Post by Chief Blur Buster » 13 Feb 2021, 15:48

lyrill wrote:
13 Feb 2021, 15:30
ah ok. so it is speed related and independent of dpi? are you sure? I was just self translating the different mice terminologies and connecting the dots (literally lol)
NO.... Not independent of DPI.

They can be linked. But remember, sensors are NOT 1 pixel!!! ;)

Mouse sensor only needs partial overlap between frames. For example, half a video overlap. Imagine a photo montage (two photos) where only half overlap perfectly. Let's make that assumption, for simplicity's sake, that means a ~16x multiplier for a 32x32 sensor, and a ~32x multiplier for a 64x64 sensor.

But that's not even the only factor.

You've also got the FOV -- a wider-FOV mouse sensor can amplify the ability to move faster without needing a higher frame rate. You can get more adjacent-frames overlap with a wider FOV camera but you get less detail of the mousepad surface. So you can have faster movement but less reliable tracking of smooth surfaces (glass-like surfaces).

While algorithms for detecting video overlaps can be complex, the mathematics of how many ips can work, has many variables:
- The FOV of sensor (double FOV = you can move twice the speed)
- The minimum amount of sensor video-frames overlap (A half-overlap means you can move twice the speed of quarter-overlap)

And these factors can be additional influences on whether it's easy/hard to adjust above variables.
- The resolution of the sensor, since higher resolution can track marginal surfaces better.
- The noise of the sensor, since less video noise can track marginal surfaces better.
- And don't forget the ability to accurately track marginal surfaces can be improved/compromised by tweaking the above
- And don't forget colordepth / dynamic range of sensor can help compensate (e.g. 8-bit of greyscale versus 4-bit of greyscale) on marginal surface tracking ability, which can give sensor a bit more luxury to increase FOV without losing ability to track some smooth mousepads (or almost-smooth desks such as melamine surfaces).

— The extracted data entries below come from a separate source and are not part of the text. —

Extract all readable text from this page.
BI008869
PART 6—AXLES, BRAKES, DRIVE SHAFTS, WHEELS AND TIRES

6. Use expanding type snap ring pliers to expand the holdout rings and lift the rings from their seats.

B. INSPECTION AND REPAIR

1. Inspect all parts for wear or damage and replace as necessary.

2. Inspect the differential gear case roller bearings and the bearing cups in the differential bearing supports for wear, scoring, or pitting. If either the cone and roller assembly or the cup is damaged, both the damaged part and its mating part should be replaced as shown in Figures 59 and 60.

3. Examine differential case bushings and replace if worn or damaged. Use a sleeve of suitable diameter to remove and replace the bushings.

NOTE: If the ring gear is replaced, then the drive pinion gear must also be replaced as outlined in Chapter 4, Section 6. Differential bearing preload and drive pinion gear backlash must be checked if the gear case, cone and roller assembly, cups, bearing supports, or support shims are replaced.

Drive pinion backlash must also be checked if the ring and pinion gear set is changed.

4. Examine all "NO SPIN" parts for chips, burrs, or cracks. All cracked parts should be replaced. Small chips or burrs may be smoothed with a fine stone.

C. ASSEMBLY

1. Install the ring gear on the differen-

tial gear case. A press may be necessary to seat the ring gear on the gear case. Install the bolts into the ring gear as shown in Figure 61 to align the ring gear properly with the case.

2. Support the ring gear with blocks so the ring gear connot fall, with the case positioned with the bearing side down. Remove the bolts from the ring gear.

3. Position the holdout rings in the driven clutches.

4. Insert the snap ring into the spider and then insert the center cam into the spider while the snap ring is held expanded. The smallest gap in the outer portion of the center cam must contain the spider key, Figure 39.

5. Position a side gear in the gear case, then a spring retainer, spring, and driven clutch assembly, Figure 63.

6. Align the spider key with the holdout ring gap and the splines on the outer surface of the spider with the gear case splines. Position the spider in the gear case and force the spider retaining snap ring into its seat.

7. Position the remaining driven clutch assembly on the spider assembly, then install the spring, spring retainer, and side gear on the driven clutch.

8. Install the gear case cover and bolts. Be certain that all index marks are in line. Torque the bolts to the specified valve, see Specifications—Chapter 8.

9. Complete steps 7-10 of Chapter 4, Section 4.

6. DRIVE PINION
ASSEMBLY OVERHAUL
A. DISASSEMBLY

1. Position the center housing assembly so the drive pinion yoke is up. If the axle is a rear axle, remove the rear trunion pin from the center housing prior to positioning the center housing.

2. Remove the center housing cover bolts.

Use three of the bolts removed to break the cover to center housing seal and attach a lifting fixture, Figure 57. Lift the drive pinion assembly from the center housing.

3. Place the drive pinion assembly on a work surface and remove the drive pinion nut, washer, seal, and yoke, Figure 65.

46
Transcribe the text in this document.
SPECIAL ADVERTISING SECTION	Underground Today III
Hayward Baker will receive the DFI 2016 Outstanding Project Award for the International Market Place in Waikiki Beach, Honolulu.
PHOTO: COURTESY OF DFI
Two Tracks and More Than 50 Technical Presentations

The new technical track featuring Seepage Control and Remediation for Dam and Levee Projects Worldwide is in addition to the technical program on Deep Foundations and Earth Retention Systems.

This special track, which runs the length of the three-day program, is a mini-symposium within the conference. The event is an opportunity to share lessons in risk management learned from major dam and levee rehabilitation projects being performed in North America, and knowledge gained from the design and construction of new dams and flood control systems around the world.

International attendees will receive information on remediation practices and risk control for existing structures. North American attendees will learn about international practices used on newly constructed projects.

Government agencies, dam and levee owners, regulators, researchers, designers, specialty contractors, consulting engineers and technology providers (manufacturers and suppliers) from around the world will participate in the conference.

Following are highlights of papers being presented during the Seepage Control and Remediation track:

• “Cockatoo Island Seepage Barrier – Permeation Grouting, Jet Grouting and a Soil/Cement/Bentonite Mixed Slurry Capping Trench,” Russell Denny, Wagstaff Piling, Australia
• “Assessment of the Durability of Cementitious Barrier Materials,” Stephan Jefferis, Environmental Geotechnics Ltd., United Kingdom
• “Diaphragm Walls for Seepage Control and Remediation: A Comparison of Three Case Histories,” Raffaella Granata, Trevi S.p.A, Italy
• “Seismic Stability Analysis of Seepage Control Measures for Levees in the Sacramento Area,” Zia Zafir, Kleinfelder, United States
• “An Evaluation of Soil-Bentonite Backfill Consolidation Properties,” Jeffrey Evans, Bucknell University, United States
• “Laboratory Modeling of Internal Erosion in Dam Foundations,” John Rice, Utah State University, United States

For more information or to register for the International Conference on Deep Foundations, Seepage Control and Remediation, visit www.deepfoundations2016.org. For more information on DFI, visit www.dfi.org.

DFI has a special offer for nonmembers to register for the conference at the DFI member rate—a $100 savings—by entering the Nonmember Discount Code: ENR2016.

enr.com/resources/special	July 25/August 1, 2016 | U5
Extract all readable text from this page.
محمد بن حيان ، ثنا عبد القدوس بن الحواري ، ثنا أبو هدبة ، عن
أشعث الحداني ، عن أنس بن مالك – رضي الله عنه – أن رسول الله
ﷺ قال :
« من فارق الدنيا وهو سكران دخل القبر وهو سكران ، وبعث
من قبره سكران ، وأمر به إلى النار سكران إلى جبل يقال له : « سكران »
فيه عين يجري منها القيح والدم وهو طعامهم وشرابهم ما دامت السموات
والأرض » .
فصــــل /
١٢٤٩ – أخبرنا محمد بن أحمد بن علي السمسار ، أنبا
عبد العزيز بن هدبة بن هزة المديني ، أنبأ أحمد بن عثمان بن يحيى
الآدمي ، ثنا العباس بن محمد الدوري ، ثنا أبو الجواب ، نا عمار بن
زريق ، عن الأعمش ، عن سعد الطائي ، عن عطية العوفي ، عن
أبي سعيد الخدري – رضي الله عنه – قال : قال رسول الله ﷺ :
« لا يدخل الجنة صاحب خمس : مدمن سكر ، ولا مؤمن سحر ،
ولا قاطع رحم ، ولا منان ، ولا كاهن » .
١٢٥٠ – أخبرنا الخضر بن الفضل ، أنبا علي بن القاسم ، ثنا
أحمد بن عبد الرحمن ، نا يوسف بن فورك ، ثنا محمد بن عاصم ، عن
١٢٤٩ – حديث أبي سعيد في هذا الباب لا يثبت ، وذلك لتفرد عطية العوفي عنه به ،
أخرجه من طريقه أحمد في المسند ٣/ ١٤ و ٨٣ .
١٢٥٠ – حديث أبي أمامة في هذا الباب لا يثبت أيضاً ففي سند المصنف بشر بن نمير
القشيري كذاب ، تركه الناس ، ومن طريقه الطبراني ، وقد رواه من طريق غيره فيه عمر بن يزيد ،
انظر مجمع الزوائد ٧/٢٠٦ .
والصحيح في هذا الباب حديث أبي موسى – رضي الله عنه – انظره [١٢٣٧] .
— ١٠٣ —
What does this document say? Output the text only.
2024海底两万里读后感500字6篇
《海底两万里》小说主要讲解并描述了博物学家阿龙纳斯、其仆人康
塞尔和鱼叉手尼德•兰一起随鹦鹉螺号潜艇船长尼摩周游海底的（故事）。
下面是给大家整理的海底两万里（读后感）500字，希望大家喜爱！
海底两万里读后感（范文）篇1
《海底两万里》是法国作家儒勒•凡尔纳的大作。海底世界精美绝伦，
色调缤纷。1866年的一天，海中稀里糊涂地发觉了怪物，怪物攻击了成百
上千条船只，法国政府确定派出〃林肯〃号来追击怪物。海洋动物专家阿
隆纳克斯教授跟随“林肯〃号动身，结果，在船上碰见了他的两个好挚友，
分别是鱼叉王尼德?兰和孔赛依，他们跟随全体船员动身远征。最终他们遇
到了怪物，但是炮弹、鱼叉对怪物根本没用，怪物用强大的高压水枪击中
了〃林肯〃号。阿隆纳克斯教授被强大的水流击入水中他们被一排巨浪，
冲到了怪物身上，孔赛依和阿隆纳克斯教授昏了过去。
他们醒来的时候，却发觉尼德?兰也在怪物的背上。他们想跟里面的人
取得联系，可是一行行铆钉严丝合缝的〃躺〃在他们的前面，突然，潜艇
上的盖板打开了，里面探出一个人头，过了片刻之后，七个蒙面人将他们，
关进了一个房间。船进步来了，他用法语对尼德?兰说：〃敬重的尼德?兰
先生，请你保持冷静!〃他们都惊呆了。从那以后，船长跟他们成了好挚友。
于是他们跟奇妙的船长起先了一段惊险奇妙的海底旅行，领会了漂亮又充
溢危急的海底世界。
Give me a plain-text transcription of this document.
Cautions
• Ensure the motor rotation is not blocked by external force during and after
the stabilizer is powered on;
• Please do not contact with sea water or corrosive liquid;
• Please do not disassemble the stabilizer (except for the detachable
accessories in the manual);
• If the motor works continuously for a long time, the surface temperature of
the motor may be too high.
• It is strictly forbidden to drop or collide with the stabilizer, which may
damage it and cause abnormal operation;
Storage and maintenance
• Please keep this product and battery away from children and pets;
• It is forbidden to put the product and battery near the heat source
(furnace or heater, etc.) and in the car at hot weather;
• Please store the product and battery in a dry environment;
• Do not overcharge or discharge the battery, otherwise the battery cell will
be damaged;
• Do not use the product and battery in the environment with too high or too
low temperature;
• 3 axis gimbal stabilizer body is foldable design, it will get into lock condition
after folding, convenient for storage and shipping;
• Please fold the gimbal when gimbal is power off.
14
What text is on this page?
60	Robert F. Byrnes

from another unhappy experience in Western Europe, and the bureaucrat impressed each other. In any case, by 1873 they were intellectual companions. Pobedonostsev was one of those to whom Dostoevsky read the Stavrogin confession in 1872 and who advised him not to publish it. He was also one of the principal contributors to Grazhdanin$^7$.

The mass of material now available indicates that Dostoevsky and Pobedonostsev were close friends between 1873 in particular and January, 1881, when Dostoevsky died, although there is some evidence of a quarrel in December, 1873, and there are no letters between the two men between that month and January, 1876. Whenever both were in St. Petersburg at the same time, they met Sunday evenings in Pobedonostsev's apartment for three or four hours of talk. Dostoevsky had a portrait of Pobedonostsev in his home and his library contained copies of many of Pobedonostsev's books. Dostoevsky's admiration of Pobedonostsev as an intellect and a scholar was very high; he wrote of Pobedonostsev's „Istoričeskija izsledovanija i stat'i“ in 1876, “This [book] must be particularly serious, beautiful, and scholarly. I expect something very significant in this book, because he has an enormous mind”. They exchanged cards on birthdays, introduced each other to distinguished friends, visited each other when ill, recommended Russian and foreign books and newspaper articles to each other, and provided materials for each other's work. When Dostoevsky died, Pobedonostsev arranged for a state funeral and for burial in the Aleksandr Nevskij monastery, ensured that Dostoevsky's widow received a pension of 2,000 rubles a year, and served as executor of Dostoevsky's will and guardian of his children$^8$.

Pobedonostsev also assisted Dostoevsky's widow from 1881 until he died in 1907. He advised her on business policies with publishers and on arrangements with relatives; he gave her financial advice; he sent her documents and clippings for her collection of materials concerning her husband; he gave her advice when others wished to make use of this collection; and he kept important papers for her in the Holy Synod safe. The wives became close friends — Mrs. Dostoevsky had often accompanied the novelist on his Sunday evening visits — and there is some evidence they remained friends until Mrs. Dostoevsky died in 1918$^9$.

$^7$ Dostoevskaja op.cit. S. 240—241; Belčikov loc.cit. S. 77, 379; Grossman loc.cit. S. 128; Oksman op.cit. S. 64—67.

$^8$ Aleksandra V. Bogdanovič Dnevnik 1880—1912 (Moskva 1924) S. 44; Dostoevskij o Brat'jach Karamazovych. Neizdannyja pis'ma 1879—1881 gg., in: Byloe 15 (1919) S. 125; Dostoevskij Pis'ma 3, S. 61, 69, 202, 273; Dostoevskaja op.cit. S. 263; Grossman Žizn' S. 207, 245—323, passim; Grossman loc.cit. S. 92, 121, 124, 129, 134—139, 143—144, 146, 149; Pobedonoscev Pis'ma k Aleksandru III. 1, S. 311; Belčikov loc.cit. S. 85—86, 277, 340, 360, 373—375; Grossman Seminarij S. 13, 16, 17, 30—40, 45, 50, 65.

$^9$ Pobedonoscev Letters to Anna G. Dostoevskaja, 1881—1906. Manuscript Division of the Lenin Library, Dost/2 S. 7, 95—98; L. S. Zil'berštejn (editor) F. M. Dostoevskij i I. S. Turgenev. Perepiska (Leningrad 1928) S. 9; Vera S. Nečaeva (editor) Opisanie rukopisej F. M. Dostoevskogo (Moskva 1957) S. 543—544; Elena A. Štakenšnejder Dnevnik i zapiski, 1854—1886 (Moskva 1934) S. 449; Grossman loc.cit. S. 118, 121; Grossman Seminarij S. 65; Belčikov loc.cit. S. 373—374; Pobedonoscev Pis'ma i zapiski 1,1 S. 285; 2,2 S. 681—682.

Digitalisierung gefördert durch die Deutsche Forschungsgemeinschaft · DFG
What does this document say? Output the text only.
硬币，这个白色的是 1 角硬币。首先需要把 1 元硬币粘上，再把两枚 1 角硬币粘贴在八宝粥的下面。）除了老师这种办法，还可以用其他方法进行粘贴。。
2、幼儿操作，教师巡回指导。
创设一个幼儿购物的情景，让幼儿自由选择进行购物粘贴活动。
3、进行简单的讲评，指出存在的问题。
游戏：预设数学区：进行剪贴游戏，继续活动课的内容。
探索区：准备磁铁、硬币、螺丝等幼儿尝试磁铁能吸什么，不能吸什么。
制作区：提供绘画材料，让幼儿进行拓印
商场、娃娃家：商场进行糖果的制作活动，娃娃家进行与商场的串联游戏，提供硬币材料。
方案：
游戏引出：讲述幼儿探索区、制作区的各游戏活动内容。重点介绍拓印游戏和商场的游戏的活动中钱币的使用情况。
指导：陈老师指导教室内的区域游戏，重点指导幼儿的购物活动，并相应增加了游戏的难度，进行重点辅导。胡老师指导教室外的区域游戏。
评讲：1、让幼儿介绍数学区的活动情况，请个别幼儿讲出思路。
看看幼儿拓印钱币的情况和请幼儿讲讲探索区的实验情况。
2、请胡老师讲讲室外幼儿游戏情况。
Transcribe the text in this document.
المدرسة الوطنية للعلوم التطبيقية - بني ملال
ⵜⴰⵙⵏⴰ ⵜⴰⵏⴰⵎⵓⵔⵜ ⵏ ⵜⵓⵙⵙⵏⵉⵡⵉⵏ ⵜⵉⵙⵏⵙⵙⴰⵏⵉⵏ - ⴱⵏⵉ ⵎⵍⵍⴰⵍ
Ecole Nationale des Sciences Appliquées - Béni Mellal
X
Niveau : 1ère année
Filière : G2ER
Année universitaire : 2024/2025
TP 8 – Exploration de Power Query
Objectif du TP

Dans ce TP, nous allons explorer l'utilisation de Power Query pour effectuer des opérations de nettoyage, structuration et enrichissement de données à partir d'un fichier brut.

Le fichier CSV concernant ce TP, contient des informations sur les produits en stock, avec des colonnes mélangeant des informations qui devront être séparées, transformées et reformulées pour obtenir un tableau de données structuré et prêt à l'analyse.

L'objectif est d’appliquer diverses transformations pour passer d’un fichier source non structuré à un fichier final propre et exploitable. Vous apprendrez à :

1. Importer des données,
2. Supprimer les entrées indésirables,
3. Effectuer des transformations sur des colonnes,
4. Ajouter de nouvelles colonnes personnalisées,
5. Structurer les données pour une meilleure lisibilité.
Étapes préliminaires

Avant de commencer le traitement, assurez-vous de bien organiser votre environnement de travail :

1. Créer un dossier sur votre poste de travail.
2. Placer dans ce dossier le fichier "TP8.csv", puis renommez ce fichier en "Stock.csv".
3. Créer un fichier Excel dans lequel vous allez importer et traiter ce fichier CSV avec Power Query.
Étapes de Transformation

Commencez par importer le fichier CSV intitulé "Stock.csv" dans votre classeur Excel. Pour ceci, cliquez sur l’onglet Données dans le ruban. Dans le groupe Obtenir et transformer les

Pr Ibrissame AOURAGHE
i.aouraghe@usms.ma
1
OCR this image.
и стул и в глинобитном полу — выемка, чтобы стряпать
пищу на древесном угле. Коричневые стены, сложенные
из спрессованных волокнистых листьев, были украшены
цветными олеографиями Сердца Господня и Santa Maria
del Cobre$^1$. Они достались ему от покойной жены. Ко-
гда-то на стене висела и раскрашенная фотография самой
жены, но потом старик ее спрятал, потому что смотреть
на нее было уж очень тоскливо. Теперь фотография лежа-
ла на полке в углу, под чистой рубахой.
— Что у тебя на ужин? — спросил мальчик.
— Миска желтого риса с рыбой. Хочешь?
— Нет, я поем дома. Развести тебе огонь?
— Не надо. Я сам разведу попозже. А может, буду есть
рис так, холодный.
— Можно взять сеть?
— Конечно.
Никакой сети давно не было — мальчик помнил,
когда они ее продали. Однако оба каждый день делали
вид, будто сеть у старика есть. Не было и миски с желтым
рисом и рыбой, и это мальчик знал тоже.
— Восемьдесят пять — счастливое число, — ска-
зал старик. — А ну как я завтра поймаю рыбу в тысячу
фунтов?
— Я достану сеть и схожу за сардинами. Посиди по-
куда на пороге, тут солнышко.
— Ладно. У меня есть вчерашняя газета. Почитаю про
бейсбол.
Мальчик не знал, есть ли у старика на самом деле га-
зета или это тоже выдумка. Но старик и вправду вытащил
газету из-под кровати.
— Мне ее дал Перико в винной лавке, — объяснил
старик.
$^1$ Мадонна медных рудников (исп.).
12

P.S. I'm going to have to split this thread into "Basic Mouse Sensor Mathematics 101" thread and let other experts reply on my behalf. Some of these are easy high school thought exercises.
lyrill wrote:
13 Feb 2021, 15:44
hmm. So it is static on 20K fps right now? even though the ips is rated like 650, how fast of an ips would you say it starts to incorrectly pattern match for the typical shiden-kai or gsr?( ratmat had SQUAL ratings for those since like 2 years ago last i checked it still wasn't changed). I get that Razer always claims on the Master Guides that their sensors are tuned to work on their pads best, but they used to make metal pads, and metal pads are supposed to be more accurate that plastic ones, but the Acari is supposed to be especially tuned for optical, so maybe it beats the Invicta.
I don't know the answer to the question.

However, understanding the variables can help you study & research this. Design your own tests. Etc. Usually it is a continuum of slow degradation where you may have 1% deviation then 2% deviation then 5% deviation and so on, a curve that falls off in accuracy.

Also, flex/vibration of the surface is a problem sometimes for certain kinds of mouse pads, with your furious mouse movements and the stiction of the mousefeet stretching around/etc a mousepad, and all, the inaccuracies can build up during faster movements

For power management purposes, the 20 Kfps does slow down when the mouse is stationary.